Based on the average closing stock price for the year ended December 31, 2016, there were no potential dilutive shares related to our convertible notes for GAAP purposes. Based on the average closing stock price for the year ended December 31, 2015, there were potential dilutive shares related to our convertible notes for GAAP purposes; however, the Company will not be responsible for issuing a portion of these shares as they are covered by our convertible notes hedges.

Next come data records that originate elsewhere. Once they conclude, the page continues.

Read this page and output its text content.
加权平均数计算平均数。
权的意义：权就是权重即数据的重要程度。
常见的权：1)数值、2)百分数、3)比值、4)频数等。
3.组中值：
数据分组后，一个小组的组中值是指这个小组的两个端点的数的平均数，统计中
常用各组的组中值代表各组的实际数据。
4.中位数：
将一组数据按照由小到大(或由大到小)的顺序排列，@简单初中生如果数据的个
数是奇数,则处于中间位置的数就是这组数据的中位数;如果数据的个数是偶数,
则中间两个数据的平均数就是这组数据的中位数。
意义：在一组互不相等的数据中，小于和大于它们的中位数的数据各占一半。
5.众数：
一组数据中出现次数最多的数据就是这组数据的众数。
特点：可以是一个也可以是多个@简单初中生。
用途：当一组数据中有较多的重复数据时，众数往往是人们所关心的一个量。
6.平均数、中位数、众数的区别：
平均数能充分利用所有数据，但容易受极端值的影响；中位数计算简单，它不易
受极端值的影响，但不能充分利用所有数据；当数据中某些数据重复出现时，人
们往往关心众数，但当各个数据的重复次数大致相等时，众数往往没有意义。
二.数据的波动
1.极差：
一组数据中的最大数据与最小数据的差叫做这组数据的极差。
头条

(3)Free Cash Flow, a non-GAAP financial measure, represents net cash provided by operating activities, plus cash received from the sale of trademarks and formation of joint ventures, less distributions to non-controlling interests and capital expenditures. Free Cash Flow excludes notes receivable from sale of trademarks and the formation of joint ventures, cash used to acquire the membership interests of our joint venture partners, mandatory debt service requirements, and other non-discretionary expenditures. Free Cash Flow should not be considered in isolation, as a measure of residual cash flow available for discretionary purposes, or as an alternative to operating results presented in accordance with GAAP. The Company believes Free Cash Flow is useful because it provides information regarding actual cash received in a specific period from the Company’s comprehensive business strategy of maximizing the value of its brands through traditional licensing, international joint ventures and other arrangements. We have excluded the cash used to buy back our joint venture membership interests from the above definition because we believe that, like other acquisitions, such actions are capital transactions. It also provides supplemental information to assist investors in evaluating the Company’s financial condition and ability to pursue opportunities that enhance shareholder value.
(4)Non-GAAP Operating Income, a non-GAAP financial measure, represents Operating Income less the write-down of certain intangible assets.